ADPR is now included in the full calling pipeline. The most up to date version of the ADPR is about to be committed and should be used with the script for now. The qscript now calls for two additional strings as inputs: the sequencing machines used and the sequencing protocol. In order for ADPR to finish successfully, a squid file for both the lane and sample level data needs to be produced, reformatted and named <projectBase>_lanes.txt or <projectBase>_samps.txt, respectively. These files need to be in the working directory. When database access is ready, this and the protocol and sequencer parameters of the r script will go away.

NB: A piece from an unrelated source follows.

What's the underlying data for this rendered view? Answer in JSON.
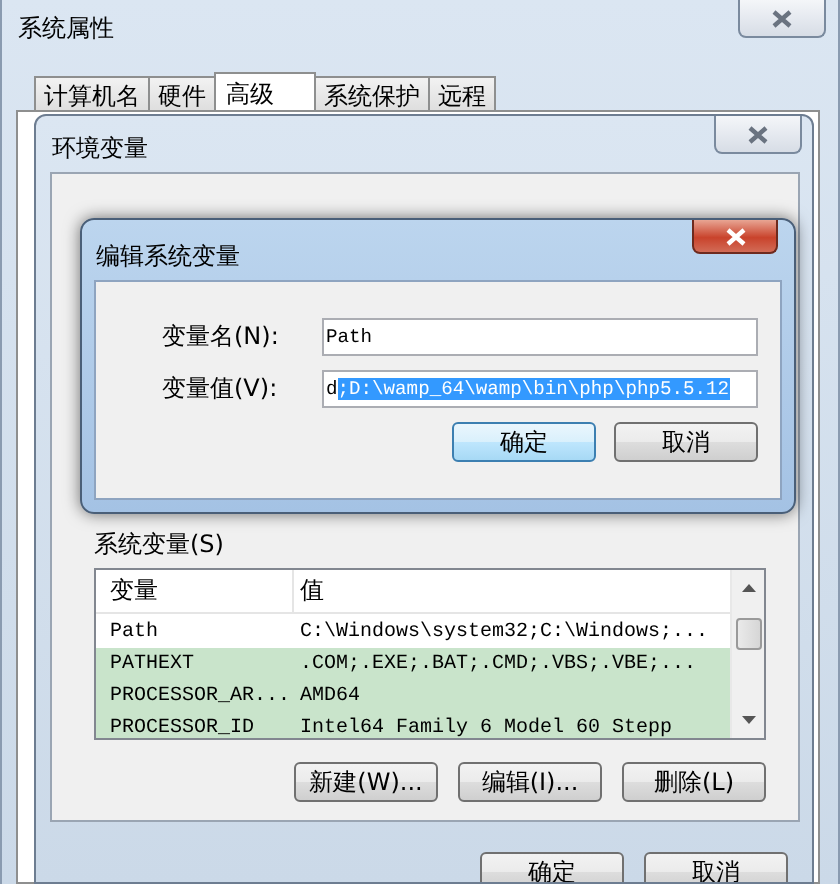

git-svn-id: file:///humgen/gsa-scr1/gsa-engineering/svn_contents/trunk@4345 348d0f76-0448-11de-a6fe-93d51630548a
2010-09-24 19:28:43 +00:00 · 2010-09-24 19:28:43 +00:00 · 3ec0e09edd
parent 0cc48d46ec
commit 3ec0e09edd
1 changed files with 46 additions and 6 deletions
--- a/scala/qscript/fullCallingPipeline.q
+++ b/scala/qscript/fullCallingPipeline.q
@ -56,6 +56,15 @@ class fullCallingPipeline extends QScript {
  @Input(doc="Number of jobs to scatter indel genotyper",shortName="indelScatter",required=false)
  var num_indel_scatter_jobs = 5

+  @Input(doc="ADPR script")
+  var adprScript: File = _
+
+  @Input(doc="Sequencing maching name (for use by adpr)")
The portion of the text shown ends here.